日本地球惑星科学連合2024年大会

講演情報

[J] 口頭発表

セッション記号 A (大気水圏科学) » A-CC 雪氷学・寒冷環境

[A-CC26] 雪氷学

2024年5月29日(水) 13:45 〜 15:00 104 (幕張メッセ国際会議場)

コンビーナ:砂子 宗次朗(防災科学技術研究所)、谷川 朋範(気象庁気象研究所)、大沼 友貴彦(宇宙航空研究開発機構)、渡邊 達也(北見工業大学)、座長:砂子 宗次朗(防災科学技術研究所)

14:45 〜 15:00

[ACC26-05] インドヒマラヤ・チャンドラ流域、バタル氷河における熱赤外画像を用いたデブリ層厚推定

★招待講演

*縫村 崇行1,2,3佐藤 洋太3永井 裕人4,3紺屋 恵子3 (1.専修大学、2.東京電機大学、3.海洋研究開発機構、4.立正大学)

キーワード:氷河、デブリ、熱赤外画像

ヒマラヤ地域に多く存在するデブリ被覆氷河において、氷河表面のデブリ層は断熱効果やアルベド低下による日射吸収量の増加を通じて氷河の消長に大きな影響をもたらすことが知られている。

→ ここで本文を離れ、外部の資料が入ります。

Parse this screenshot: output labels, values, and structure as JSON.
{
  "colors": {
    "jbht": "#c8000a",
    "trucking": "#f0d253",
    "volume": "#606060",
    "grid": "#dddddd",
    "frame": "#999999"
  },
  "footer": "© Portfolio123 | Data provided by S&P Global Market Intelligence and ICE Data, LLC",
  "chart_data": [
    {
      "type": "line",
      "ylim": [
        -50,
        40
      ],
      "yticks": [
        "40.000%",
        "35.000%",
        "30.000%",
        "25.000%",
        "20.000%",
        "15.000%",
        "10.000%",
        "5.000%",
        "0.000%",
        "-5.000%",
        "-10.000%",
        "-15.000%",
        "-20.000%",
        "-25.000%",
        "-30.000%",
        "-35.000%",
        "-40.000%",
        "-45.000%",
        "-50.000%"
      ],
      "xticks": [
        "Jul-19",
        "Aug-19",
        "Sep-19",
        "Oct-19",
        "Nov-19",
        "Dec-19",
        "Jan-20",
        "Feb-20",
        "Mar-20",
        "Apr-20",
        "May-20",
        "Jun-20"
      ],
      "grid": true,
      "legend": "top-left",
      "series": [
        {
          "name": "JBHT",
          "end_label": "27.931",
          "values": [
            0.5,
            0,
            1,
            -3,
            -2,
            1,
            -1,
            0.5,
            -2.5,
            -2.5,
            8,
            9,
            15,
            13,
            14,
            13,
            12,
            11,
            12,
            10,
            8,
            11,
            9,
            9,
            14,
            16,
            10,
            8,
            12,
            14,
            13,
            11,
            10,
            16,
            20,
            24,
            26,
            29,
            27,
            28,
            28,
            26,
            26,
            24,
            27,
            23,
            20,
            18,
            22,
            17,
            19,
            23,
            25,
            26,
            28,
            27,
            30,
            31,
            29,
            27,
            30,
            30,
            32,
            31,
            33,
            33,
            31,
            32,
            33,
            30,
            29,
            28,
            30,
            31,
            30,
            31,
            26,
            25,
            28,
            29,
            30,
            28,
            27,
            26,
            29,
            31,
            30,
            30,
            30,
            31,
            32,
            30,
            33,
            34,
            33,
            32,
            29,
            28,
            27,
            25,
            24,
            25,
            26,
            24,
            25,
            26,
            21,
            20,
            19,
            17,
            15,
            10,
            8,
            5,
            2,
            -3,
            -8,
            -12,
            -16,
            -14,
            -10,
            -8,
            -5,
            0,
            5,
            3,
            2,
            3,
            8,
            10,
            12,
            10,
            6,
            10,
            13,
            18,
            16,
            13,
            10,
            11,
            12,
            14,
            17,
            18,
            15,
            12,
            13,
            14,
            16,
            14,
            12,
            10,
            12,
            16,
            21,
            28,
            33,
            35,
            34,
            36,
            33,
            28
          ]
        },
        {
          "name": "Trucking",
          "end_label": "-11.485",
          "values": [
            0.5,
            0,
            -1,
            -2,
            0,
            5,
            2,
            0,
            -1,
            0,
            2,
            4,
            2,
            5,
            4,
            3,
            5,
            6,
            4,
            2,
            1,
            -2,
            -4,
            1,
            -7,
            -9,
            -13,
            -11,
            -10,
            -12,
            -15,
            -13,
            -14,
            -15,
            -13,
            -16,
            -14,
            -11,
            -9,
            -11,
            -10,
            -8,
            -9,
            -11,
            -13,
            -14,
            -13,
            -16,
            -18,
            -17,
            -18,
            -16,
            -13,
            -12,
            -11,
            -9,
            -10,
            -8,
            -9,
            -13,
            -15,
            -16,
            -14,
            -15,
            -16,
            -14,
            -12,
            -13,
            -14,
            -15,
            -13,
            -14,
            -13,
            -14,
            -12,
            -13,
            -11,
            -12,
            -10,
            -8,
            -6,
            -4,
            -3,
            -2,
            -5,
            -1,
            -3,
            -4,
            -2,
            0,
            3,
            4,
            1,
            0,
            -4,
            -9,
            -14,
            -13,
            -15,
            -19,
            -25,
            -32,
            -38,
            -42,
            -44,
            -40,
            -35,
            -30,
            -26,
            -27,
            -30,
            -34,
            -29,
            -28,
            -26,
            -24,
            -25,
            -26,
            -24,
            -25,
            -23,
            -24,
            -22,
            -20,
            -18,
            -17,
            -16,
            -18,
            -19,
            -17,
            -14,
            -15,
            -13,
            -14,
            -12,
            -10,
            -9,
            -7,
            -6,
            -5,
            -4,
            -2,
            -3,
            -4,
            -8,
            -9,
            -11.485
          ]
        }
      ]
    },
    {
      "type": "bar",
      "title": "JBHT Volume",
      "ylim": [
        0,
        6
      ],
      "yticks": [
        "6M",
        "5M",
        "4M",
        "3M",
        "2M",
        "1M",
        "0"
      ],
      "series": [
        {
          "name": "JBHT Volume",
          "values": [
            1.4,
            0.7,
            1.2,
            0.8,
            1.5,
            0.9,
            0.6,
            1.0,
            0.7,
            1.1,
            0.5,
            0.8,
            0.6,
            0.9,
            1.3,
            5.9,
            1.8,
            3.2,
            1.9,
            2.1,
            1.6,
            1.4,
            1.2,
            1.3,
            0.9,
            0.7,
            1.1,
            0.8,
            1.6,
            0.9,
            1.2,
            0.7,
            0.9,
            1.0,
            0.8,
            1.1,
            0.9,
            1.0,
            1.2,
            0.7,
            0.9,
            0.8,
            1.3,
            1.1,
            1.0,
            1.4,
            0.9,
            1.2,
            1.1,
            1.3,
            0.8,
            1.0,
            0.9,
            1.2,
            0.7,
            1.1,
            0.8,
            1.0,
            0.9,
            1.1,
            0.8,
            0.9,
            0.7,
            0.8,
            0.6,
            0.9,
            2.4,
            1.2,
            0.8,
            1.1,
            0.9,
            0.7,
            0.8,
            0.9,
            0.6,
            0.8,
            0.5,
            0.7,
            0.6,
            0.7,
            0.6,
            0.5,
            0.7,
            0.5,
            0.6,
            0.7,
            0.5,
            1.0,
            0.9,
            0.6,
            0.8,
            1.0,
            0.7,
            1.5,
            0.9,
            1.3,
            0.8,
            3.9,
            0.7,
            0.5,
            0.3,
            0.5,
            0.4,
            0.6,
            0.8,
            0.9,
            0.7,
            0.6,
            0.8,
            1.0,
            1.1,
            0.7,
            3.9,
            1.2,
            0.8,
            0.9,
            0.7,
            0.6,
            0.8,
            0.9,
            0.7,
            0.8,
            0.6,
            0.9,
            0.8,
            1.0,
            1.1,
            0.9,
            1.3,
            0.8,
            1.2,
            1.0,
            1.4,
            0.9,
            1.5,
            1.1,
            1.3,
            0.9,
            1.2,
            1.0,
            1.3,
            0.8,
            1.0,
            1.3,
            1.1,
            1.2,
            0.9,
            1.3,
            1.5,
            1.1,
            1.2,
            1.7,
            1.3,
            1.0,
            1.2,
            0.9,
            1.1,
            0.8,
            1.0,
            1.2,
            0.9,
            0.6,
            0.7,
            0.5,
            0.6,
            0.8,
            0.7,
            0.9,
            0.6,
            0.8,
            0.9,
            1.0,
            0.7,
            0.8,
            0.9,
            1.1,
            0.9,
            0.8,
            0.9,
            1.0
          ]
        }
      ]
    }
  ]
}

水資源や災害氷河の観点からその氷河の変動傾向を広域に推定することは重要となり、近年ではリモートセンシングによる氷河の質量変動の把握研究が多く行われている。

本研究では氷河表面のデブリ層の表面温度の時間変化に着目し、熱特性からデブリ層厚を推定することで間接的にデブリ層厚の空間分布を求め、氷河変動評価の高精度化をはかることを目的とする。表面温度は2023年秋に実施したフィールド観測における熱赤外カメラによる定点観測データ、そしてLandsat 8 Level 2プロダクト(表面温度)の2種類を用いた。

得られた表面温度画像のグリッドごとの時系列変化パターンについて教師なし分類を行った結果、リモートセンシングによる地表面温度の時系列変化パターン分類からは流域のデブリ氷河において、デブリ層の厚い下流域、から薄い中流域にかけて明瞭に区分することができ、デブリ層厚と温度の時系列変化パターンに明瞭な関係が見られることがわかった。また、一般的に光学衛星画像からは識別の困難なデブリ被覆域と氷河外の境界も明瞭に区分ができていた。また、フィールドにおける地表面温度の時系列変化からはデブリ層の厚い地点と薄い地点にて地表面温度の変化パターンに明瞭な変化が見られた。発表ではそれらの地表面変化パターンとデブリ層厚に関しての検討結果に関しても報告する。